Noch vor kurzem ist die Frage, ob geschlossene Schulen helfen, um die Ausbreitung des Corona-Virus einzudämmen, in der Schweiz mit Nein beantwortet worden.
Eine neue Studie, die heute in der «Sonntagzeitung» veröffentlicht worden ist, zeigt nun aber ein anderes Bild. Die Untersuchung der ETH Zürich, Link öffnet in einem neuen Fensterim Browser öffnen hat die Mobilitätsdaten der Schweizer Wohnbevölkerung vom Frühling 2020 mit denjenigen vom Frühling 2019 verglichen. Anhand anonymisierter Handydaten untersuchten die Forschenden, welche konkrete Massnahme die Mobilität in der ersten Welle wie stark reduziert hat.
Mobilität um über 20 Prozent gesunken
Das Resultat: Durch die Schulschliessungen wurde die Mobilität Mitte März um über 20 Prozent gesenkt. Nur zwei Massnahmen haben die Bewegungen noch stärker eingeschränkt: die Schliessung von Restaurants, Bars und Geschäften sowie das Versammlungsverbot für mehr als fünf Personen.
Mit den Schliessungen der Schulen blieben nämlich auch die Lehrerinnen und Lehrer sowie die Eltern vermehrt zu Hause, sagt Studienleiter Stefan Feuerriegel. «Mit unserer Studie können wir zum ersten Mal die gesamte Kette abbilden. Um dann Einzelmassnahmen einen Wert zu geben und Empfehlungen darüber treffen, wie viel Mobilität reduziert werden müsste, um die Fallzahlen in einem gewünschtem Bereich zu behalten.»
Epidemiologen und Lehrer sind zurückhaltend
Trotz dieser Studienergebnisse: Für die oberste Lehrerin der Schweiz sind Schulschliessungen – zumindest auf Primarstufe – keine erstrebenswerte Massnahme: «Wir haben festgestellt, dass rund ein Drittel der Schüler im Fernunterricht im Frühjahr wenig bis nichts gelernt hat. Dieser Umstand hat uns grosse Sorgen bereitet», sagt Dagmar Rösler, Präsidentin des Dachverbandes Lehrerinnen und Lehrer Schweiz.
Und selbst in Epidemiologen-Kreisen gibt man sich bei möglichen Schulschliessungen zurückhaltend.
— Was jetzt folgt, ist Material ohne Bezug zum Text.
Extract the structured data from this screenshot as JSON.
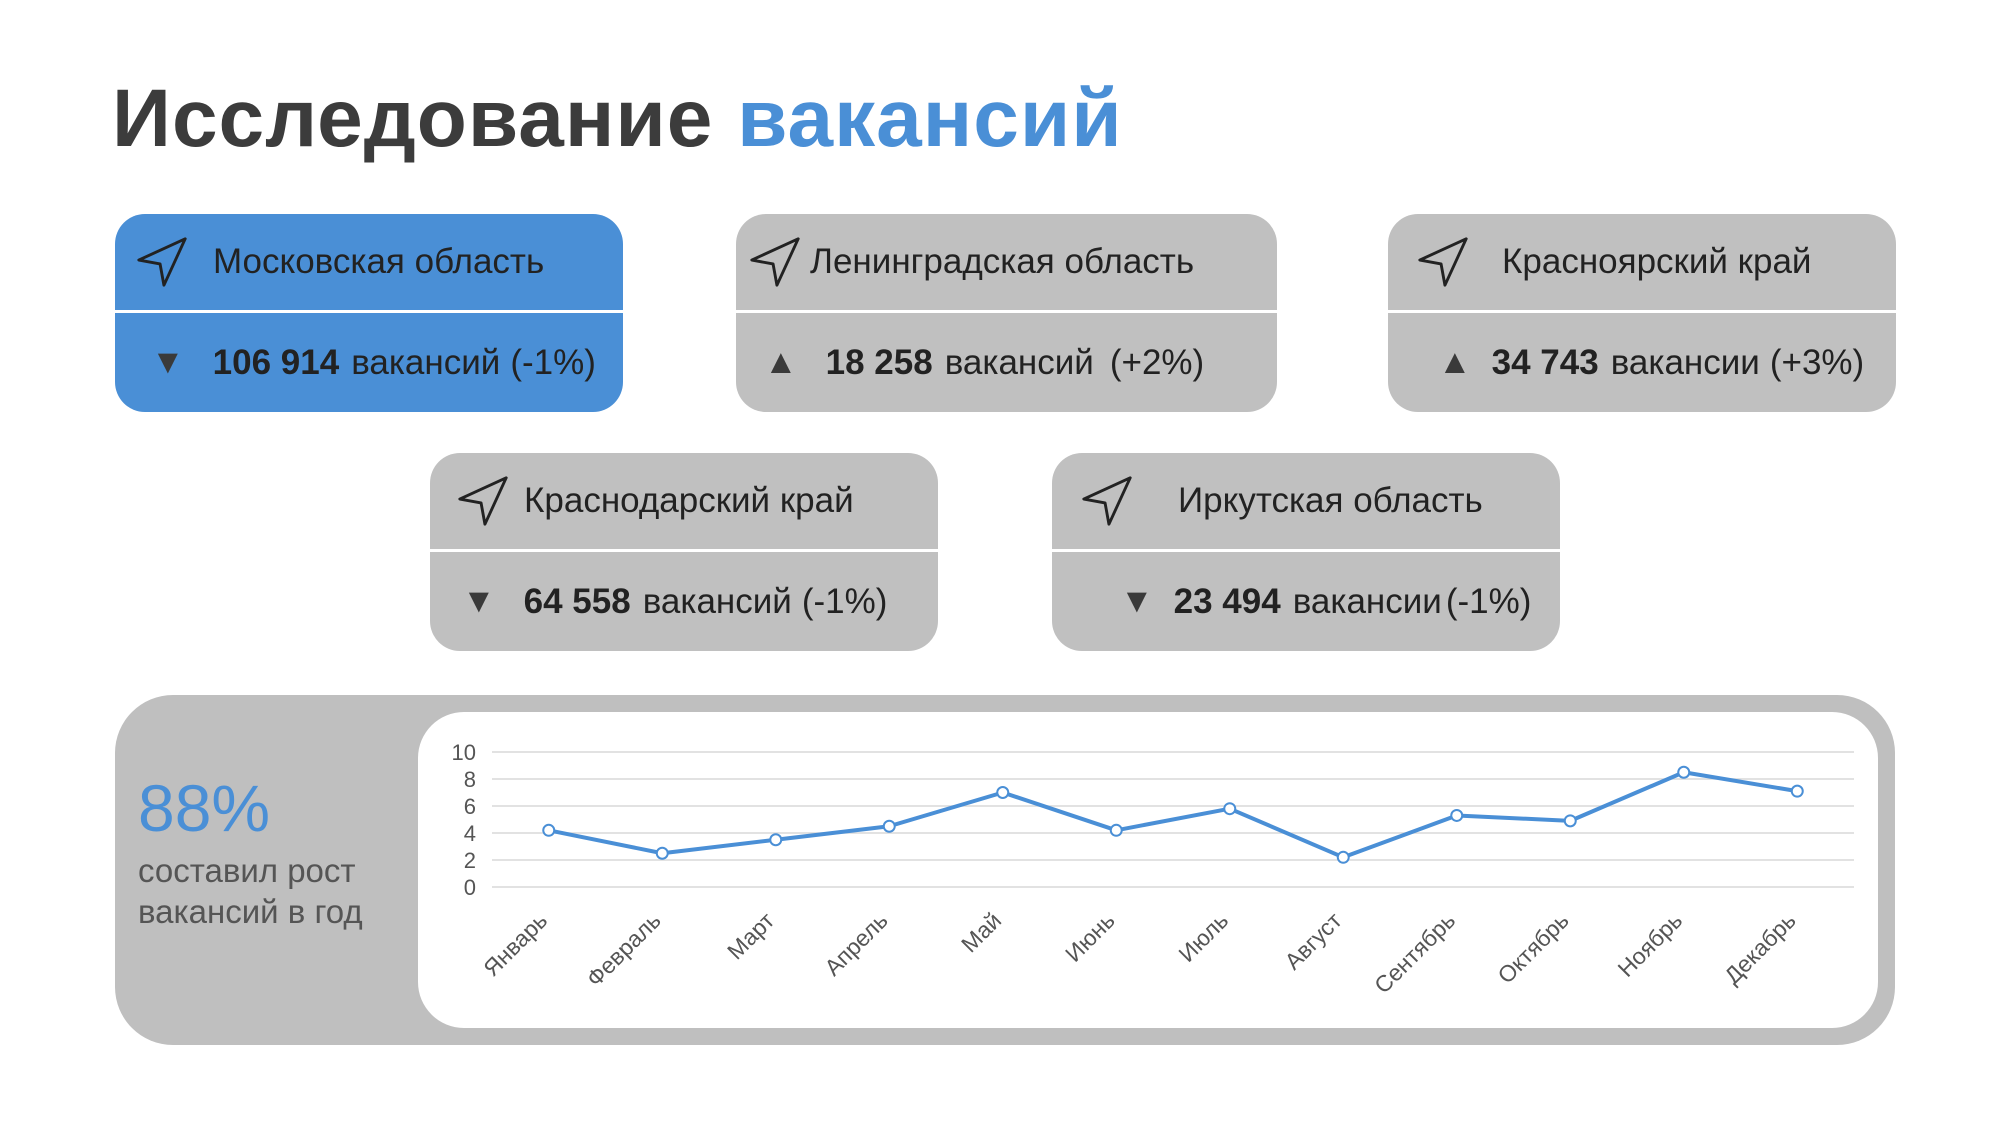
{
  "title": {
    "part1": "Исследование",
    "part2": "вакансий"
  },
  "colors": {
    "accent": "#4a8fd6",
    "card": "#c0c0c0",
    "text": "#3c3c3c"
  },
  "regions": [
    {
      "name": "Московская область",
      "count": "106 914",
      "word": "вакансий",
      "change": "(-1%)",
      "trend": "▼",
      "trend_icon": "down-triangle-icon",
      "icon": "navigation-arrow-icon",
      "active": true
    },
    {
      "name": "Ленинградская область",
      "count": "18 258",
      "word": "вакансий",
      "change": "(+2%)",
      "trend": "▲",
      "trend_icon": "up-triangle-icon",
      "icon": "navigation-arrow-icon",
      "active": false
    },
    {
      "name": "Красноярский край",
      "count": "34 743",
      "word": "вакансии",
      "change": "(+3%)",
      "trend": "▲",
      "trend_icon": "up-triangle-icon",
      "icon": "navigation-arrow-icon",
      "active": false
    },
    {
      "name": "Краснодарский край",
      "count": "64 558",
      "word": "вакансий",
      "change": "(-1%)",
      "trend": "▼",
      "trend_icon": "down-triangle-icon",
      "icon": "navigation-arrow-icon",
      "active": false
    },
    {
      "name": "Иркутская область",
      "count": "23 494",
      "word": "вакансии",
      "change": "(-1%)",
      "trend": "▼",
      "trend_icon": "down-triangle-icon",
      "icon": "navigation-arrow-icon",
      "active": false
    }
  ],
  "stat": {
    "value": "88%",
    "caption": "составил рост вакансий в год"
  },
  "chart_data": {
    "type": "line",
    "categories": [
      "Январь",
      "Февраль",
      "Март",
      "Апрель",
      "Май",
      "Июнь",
      "Июль",
      "Август",
      "Сентябрь",
      "Октябрь",
      "Ноябрь",
      "Декабрь"
    ],
    "series": [
      {
        "values": [
          4.2,
          2.5,
          3.5,
          4.5,
          7.0,
          4.2,
          5.8,
          2.2,
          5.3,
          4.9,
          8.5,
          7.1
        ]
      }
    ],
    "ylim": [
      0,
      10
    ],
    "yticks": [
      0,
      2,
      4,
      6,
      8,
      10
    ],
    "grid": true,
    "line_color": "#4a8fd6"
  }
}
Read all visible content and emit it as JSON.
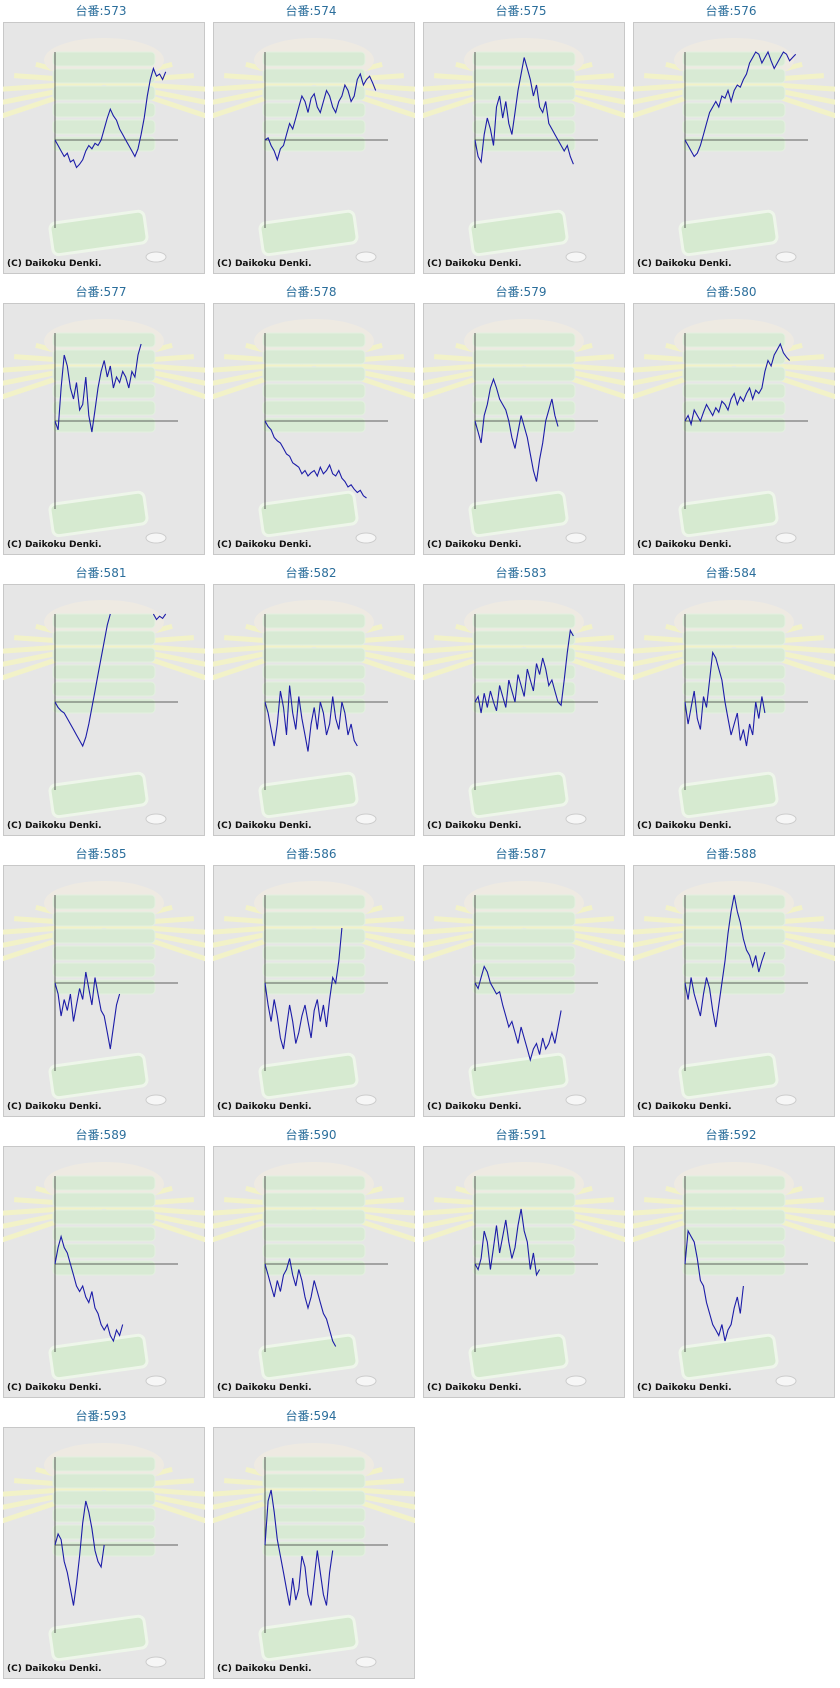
{
  "chart_data": [
    {
      "type": "line",
      "title": "台番:573",
      "source": "(C) Daikoku Denki.",
      "color": "#1c1ca8",
      "xlim": [
        0,
        40
      ],
      "ylim": [
        -80,
        80
      ],
      "values": [
        0,
        -5,
        -10,
        -15,
        -12,
        -20,
        -18,
        -25,
        -22,
        -18,
        -10,
        -5,
        -8,
        -3,
        -5,
        0,
        10,
        20,
        28,
        22,
        18,
        10,
        5,
        0,
        -5,
        -10,
        -15,
        -8,
        5,
        20,
        40,
        55,
        65,
        58,
        60,
        55,
        62
      ]
    },
    {
      "type": "line",
      "title": "台番:574",
      "source": "(C) Daikoku Denki.",
      "color": "#1c1ca8",
      "xlim": [
        0,
        40
      ],
      "ylim": [
        -80,
        80
      ],
      "values": [
        0,
        2,
        -5,
        -10,
        -18,
        -8,
        -5,
        5,
        15,
        10,
        20,
        30,
        40,
        35,
        25,
        38,
        42,
        30,
        25,
        35,
        45,
        40,
        30,
        25,
        35,
        40,
        50,
        45,
        35,
        40,
        55,
        60,
        50,
        55,
        58,
        52,
        45
      ]
    },
    {
      "type": "line",
      "title": "台番:575",
      "source": "(C) Daikoku Denki.",
      "color": "#1c1ca8",
      "xlim": [
        0,
        40
      ],
      "ylim": [
        -80,
        80
      ],
      "values": [
        0,
        -15,
        -20,
        5,
        20,
        10,
        -5,
        30,
        40,
        20,
        35,
        15,
        5,
        25,
        45,
        60,
        75,
        65,
        55,
        40,
        50,
        30,
        25,
        35,
        15,
        10,
        5,
        0,
        -5,
        -10,
        -5,
        -15,
        -22
      ]
    },
    {
      "type": "line",
      "title": "台番:576",
      "source": "(C) Daikoku Denki.",
      "color": "#1c1ca8",
      "xlim": [
        0,
        40
      ],
      "ylim": [
        -80,
        80
      ],
      "values": [
        0,
        -5,
        -10,
        -15,
        -12,
        -5,
        5,
        15,
        25,
        30,
        35,
        30,
        40,
        38,
        45,
        35,
        45,
        50,
        48,
        55,
        60,
        70,
        75,
        80,
        78,
        70,
        75,
        80,
        72,
        65,
        70,
        75,
        80,
        78,
        72,
        75,
        78
      ]
    },
    {
      "type": "line",
      "title": "台番:577",
      "source": "(C) Daikoku Denki.",
      "color": "#1c1ca8",
      "xlim": [
        0,
        40
      ],
      "ylim": [
        -80,
        80
      ],
      "values": [
        0,
        -8,
        30,
        60,
        50,
        30,
        20,
        35,
        10,
        15,
        40,
        5,
        -10,
        10,
        30,
        45,
        55,
        40,
        50,
        30,
        40,
        35,
        45,
        40,
        30,
        45,
        40,
        60,
        70
      ]
    },
    {
      "type": "line",
      "title": "台番:578",
      "source": "(C) Daikoku Denki.",
      "color": "#1c1ca8",
      "xlim": [
        0,
        40
      ],
      "ylim": [
        -80,
        80
      ],
      "values": [
        0,
        -5,
        -8,
        -15,
        -18,
        -20,
        -25,
        -30,
        -32,
        -38,
        -40,
        -42,
        -48,
        -45,
        -50,
        -47,
        -45,
        -50,
        -42,
        -48,
        -45,
        -40,
        -48,
        -50,
        -45,
        -52,
        -55,
        -60,
        -58,
        -62,
        -65,
        -63,
        -68,
        -70
      ]
    },
    {
      "type": "line",
      "title": "台番:579",
      "source": "(C) Daikoku Denki.",
      "color": "#1c1ca8",
      "xlim": [
        0,
        40
      ],
      "ylim": [
        -80,
        80
      ],
      "values": [
        0,
        -10,
        -20,
        5,
        15,
        30,
        38,
        30,
        20,
        15,
        10,
        0,
        -15,
        -25,
        -10,
        5,
        -5,
        -15,
        -30,
        -45,
        -55,
        -35,
        -20,
        0,
        10,
        20,
        5,
        -5
      ]
    },
    {
      "type": "line",
      "title": "台番:580",
      "source": "(C) Daikoku Denki.",
      "color": "#1c1ca8",
      "xlim": [
        0,
        40
      ],
      "ylim": [
        -80,
        80
      ],
      "values": [
        0,
        5,
        -3,
        10,
        5,
        0,
        8,
        15,
        10,
        5,
        12,
        8,
        18,
        15,
        10,
        20,
        25,
        15,
        22,
        18,
        25,
        30,
        20,
        28,
        25,
        30,
        45,
        55,
        50,
        60,
        65,
        70,
        62,
        58,
        55
      ]
    },
    {
      "type": "line",
      "title": "台番:581",
      "source": "(C) Daikoku Denki.",
      "color": "#1c1ca8",
      "xlim": [
        0,
        40
      ],
      "ylim": [
        -80,
        80
      ],
      "values": [
        0,
        -5,
        -8,
        -10,
        -15,
        -20,
        -25,
        -30,
        -35,
        -40,
        -32,
        -20,
        -5,
        10,
        25,
        40,
        55,
        70,
        80,
        null,
        null,
        null,
        null,
        null,
        null,
        null,
        null,
        null,
        null,
        null,
        null,
        null,
        80,
        75,
        78,
        76,
        80
      ]
    },
    {
      "type": "line",
      "title": "台番:582",
      "source": "(C) Daikoku Denki.",
      "color": "#1c1ca8",
      "xlim": [
        0,
        40
      ],
      "ylim": [
        -80,
        80
      ],
      "values": [
        0,
        -10,
        -25,
        -40,
        -20,
        10,
        -5,
        -30,
        15,
        -10,
        -25,
        5,
        -15,
        -30,
        -45,
        -20,
        -5,
        -25,
        0,
        -10,
        -30,
        -20,
        5,
        -15,
        -25,
        0,
        -10,
        -30,
        -20,
        -35,
        -40
      ]
    },
    {
      "type": "line",
      "title": "台番:583",
      "source": "(C) Daikoku Denki.",
      "color": "#1c1ca8",
      "xlim": [
        0,
        40
      ],
      "ylim": [
        -80,
        80
      ],
      "values": [
        0,
        5,
        -10,
        8,
        -5,
        10,
        0,
        -8,
        15,
        5,
        -5,
        20,
        10,
        0,
        25,
        15,
        5,
        30,
        20,
        10,
        35,
        25,
        40,
        30,
        15,
        20,
        10,
        0,
        -3,
        20,
        45,
        65,
        60
      ]
    },
    {
      "type": "line",
      "title": "台番:584",
      "source": "(C) Daikoku Denki.",
      "color": "#1c1ca8",
      "xlim": [
        0,
        40
      ],
      "ylim": [
        -80,
        80
      ],
      "values": [
        0,
        -20,
        -5,
        10,
        -15,
        -25,
        5,
        -5,
        20,
        45,
        40,
        30,
        20,
        0,
        -15,
        -30,
        -20,
        -10,
        -35,
        -25,
        -40,
        -20,
        -30,
        0,
        -15,
        5,
        -10
      ]
    },
    {
      "type": "line",
      "title": "台番:585",
      "source": "(C) Daikoku Denki.",
      "color": "#1c1ca8",
      "xlim": [
        0,
        40
      ],
      "ylim": [
        -80,
        80
      ],
      "values": [
        0,
        -10,
        -30,
        -15,
        -25,
        -10,
        -35,
        -20,
        -5,
        -15,
        10,
        -5,
        -20,
        5,
        -10,
        -25,
        -30,
        -45,
        -60,
        -40,
        -20,
        -10
      ]
    },
    {
      "type": "line",
      "title": "台番:586",
      "source": "(C) Daikoku Denki.",
      "color": "#1c1ca8",
      "xlim": [
        0,
        40
      ],
      "ylim": [
        -80,
        80
      ],
      "values": [
        0,
        -20,
        -35,
        -15,
        -30,
        -50,
        -60,
        -40,
        -20,
        -35,
        -55,
        -45,
        -30,
        -20,
        -35,
        -50,
        -25,
        -15,
        -35,
        -20,
        -40,
        -15,
        5,
        0,
        20,
        50
      ]
    },
    {
      "type": "line",
      "title": "台番:587",
      "source": "(C) Daikoku Denki.",
      "color": "#1c1ca8",
      "xlim": [
        0,
        40
      ],
      "ylim": [
        -80,
        80
      ],
      "values": [
        0,
        -5,
        5,
        15,
        10,
        0,
        -5,
        -10,
        -8,
        -20,
        -30,
        -40,
        -35,
        -45,
        -55,
        -40,
        -50,
        -60,
        -70,
        -60,
        -55,
        -65,
        -50,
        -60,
        -55,
        -45,
        -55,
        -40,
        -25
      ]
    },
    {
      "type": "line",
      "title": "台番:588",
      "source": "(C) Daikoku Denki.",
      "color": "#1c1ca8",
      "xlim": [
        0,
        40
      ],
      "ylim": [
        -80,
        80
      ],
      "values": [
        0,
        -15,
        5,
        -10,
        -20,
        -30,
        -10,
        5,
        -5,
        -25,
        -40,
        -20,
        0,
        20,
        45,
        65,
        80,
        65,
        55,
        40,
        30,
        25,
        15,
        25,
        10,
        20,
        28
      ]
    },
    {
      "type": "line",
      "title": "台番:589",
      "source": "(C) Daikoku Denki.",
      "color": "#1c1ca8",
      "xlim": [
        0,
        40
      ],
      "ylim": [
        -80,
        80
      ],
      "values": [
        0,
        15,
        25,
        15,
        10,
        0,
        -10,
        -20,
        -25,
        -20,
        -30,
        -35,
        -25,
        -40,
        -45,
        -55,
        -60,
        -55,
        -65,
        -70,
        -60,
        -65,
        -55
      ]
    },
    {
      "type": "line",
      "title": "台番:590",
      "source": "(C) Daikoku Denki.",
      "color": "#1c1ca8",
      "xlim": [
        0,
        40
      ],
      "ylim": [
        -80,
        80
      ],
      "values": [
        0,
        -10,
        -20,
        -30,
        -15,
        -25,
        -10,
        -5,
        5,
        -10,
        -20,
        -5,
        -15,
        -30,
        -40,
        -30,
        -15,
        -25,
        -35,
        -45,
        -50,
        -60,
        -70,
        -75
      ]
    },
    {
      "type": "line",
      "title": "台番:591",
      "source": "(C) Daikoku Denki.",
      "color": "#1c1ca8",
      "xlim": [
        0,
        40
      ],
      "ylim": [
        -80,
        80
      ],
      "values": [
        0,
        -5,
        5,
        30,
        20,
        -5,
        15,
        35,
        10,
        25,
        40,
        20,
        5,
        15,
        35,
        50,
        30,
        20,
        -5,
        10,
        -10,
        -5
      ]
    },
    {
      "type": "line",
      "title": "台番:592",
      "source": "(C) Daikoku Denki.",
      "color": "#1c1ca8",
      "xlim": [
        0,
        40
      ],
      "ylim": [
        -80,
        80
      ],
      "values": [
        0,
        30,
        25,
        20,
        5,
        -15,
        -20,
        -35,
        -45,
        -55,
        -60,
        -65,
        -55,
        -70,
        -60,
        -55,
        -40,
        -30,
        -45,
        -20
      ]
    },
    {
      "type": "line",
      "title": "台番:593",
      "source": "(C) Daikoku Denki.",
      "color": "#1c1ca8",
      "xlim": [
        0,
        40
      ],
      "ylim": [
        -80,
        80
      ],
      "values": [
        0,
        10,
        5,
        -15,
        -25,
        -40,
        -55,
        -35,
        -10,
        20,
        40,
        30,
        15,
        -5,
        -15,
        -20,
        0
      ]
    },
    {
      "type": "line",
      "title": "台番:594",
      "source": "(C) Daikoku Denki.",
      "color": "#1c1ca8",
      "xlim": [
        0,
        40
      ],
      "ylim": [
        -80,
        80
      ],
      "values": [
        0,
        40,
        50,
        30,
        5,
        -10,
        -25,
        -40,
        -55,
        -30,
        -50,
        -40,
        -10,
        -20,
        -45,
        -55,
        -30,
        -5,
        -25,
        -45,
        -55,
        -25,
        -5
      ]
    }
  ]
}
Arzt und Epidemiologe Didier Pittet betont: «Die Schliessung von Schulen ist eine sehr schwierige Entscheidung und birgt auch das Risiko einer sozialen und wirtschaftlichen Krise.»
Ich fände es angebracht, wenn man Lehrpersonen auch zur Personengruppe zählen würde, die ein Impfprivileg erhalten.
Statt Schulen zu schliessen, zieht Dagmar Rösler eine Alternative mit ein: «Lehrerinnen und Lehrer absolvieren einen systemrelevanten Beruf. Deshalb fände ich es angebracht, wenn man Lehrpersonen auch zur Personengruppe zählen würde, die ein Impfprivileg erhalten. Dass sich Lehrpersonen also demnächst impfen lassen könnten, wenn sie das wollen.»
Der Effekt einer solchen Massnahme bedarf wohl bereits der nächsten Studie.